Schneider didn’t mention the substantial funds in the accounts still held in the names of Laurent Benoît de Bonneville, Raffael Rodrigo Pires da Silva and Adam Henrik Peterson. Unless he was advised that any of them had bequeathed the funds to anyone, they would remain at the bank along with thousands of other unclaimed balances until the powers-that-be decided to release them for some purpose. It was not part of his duties to bring attention to such matters. It was not in his script.
He accompanied them down to the reception to call a taxi, then left them, the familiar sound of his nose being blown drifting back along the corridor.
Their meeting with Mme. Aeschiman, at the Banque de Commerce, was quite different. She was aghast at the story. “I’m so sorry for Mr. Bishop and for you, of course. It’s a tragedy. Such a clever, nice man, and his partners too, and now Mr. Peterson. I can’t believe it.”
When they told her about Kurt Vogel, she was sympathetic. “I’m going to make a complete investigation of these transfers. If this is an embezzlement, I’ll pass it on to our fraud department. Our lawyers will decide what can be done, if anything. I believe that if a signature was forged then our insurance is engaged. I certainly hope so. I’ll contact you as soon as I have any news.”
Hanny had called Jenny on the Monday, after the detectives’ visit, to sympathise with her and Leticia for their ordeal. Leticia spoke to him, describing how Adam’s bravery had saved her son. She would never forget it.
Jenny had asked him for the details of his bank account. They could now draw a line under this last aborted transaction of the Angolan Clan. They transferred the million dollars back to him and closed down the IDD account.
When they left, Mme. Aeschiman was sorry to see them go. It was the end of a long relationship. Although, thought Jenny, I think I’d rather prolong that relationship, if possible, than continue to deal with M. Schneider. We’ll see what happens.
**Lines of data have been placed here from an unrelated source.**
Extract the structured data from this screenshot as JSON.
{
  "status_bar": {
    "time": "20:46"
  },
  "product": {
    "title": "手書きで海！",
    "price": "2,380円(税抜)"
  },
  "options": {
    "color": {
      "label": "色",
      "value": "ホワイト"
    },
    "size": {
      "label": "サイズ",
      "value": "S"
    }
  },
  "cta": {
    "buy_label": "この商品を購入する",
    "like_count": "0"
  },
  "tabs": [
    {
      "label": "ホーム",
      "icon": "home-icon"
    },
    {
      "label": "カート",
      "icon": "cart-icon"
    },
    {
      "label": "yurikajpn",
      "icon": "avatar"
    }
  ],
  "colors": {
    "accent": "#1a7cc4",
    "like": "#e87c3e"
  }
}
Now, in Cointrin as they sat talking, Leticia took out the key to the Ramseyer, Haldemann safety deposit. Charlie’s key, the one with the yellow elastic band. “What should we do about this? And what should we do about the diamonds?”
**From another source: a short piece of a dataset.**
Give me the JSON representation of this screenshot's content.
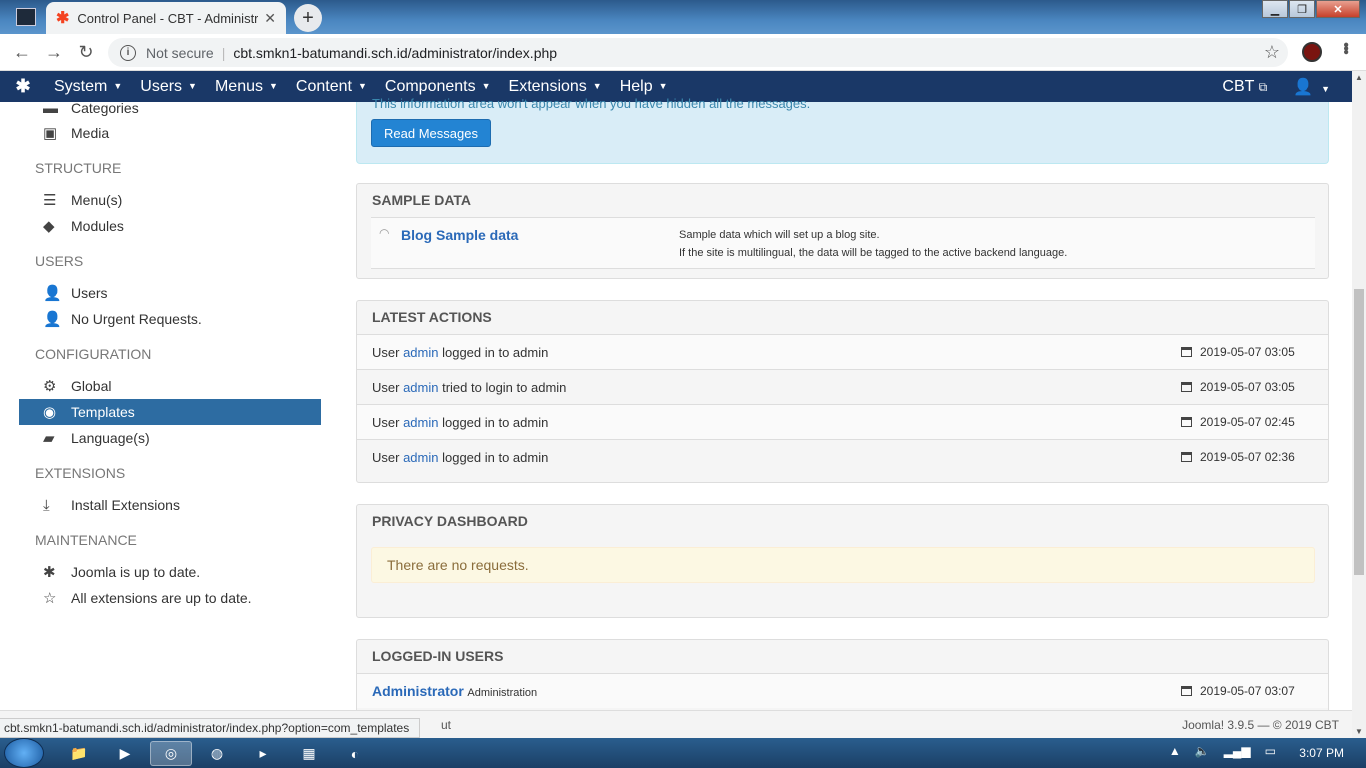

“Tell me, Leticia. If you could go and get those diamonds, would you do it? Do you really want all that money?”
“Anyone would want that much money, Jenny. But I think it’s very dangerous. We don’t know who has the other key, but they know who has this one. And I’m sure they will want to get it.”
“So there’s nothing we can do. Twelve million dollars of diamonds locked away in the red light district in Geneva and you only have one key. We can’t exactly run a small ad in the newspaper. We’ll just have to wait and see what happens, if anything happens.”
“I don’t want to keep the key, Jenny. I don’t want to keep it in the house. I’m frightened for Emilio that something bad will happen.”
Jenny took the key from her hand. “Then I’ll keep it. You can forget it ever existed. I promise nothing bad will happen to you, nor to Emilio.”
They walked towards the gate for Madrid. The flight was boarding. Leticia put her arms around her. “Take care, Jenny dear. Please come and see us in your house soon. Emilio and I will miss you.” She wiped the tears from her eyes.
“No crying, Leticia, I always want to think of you laughing. In any case I’ll be over often, just wait and see.”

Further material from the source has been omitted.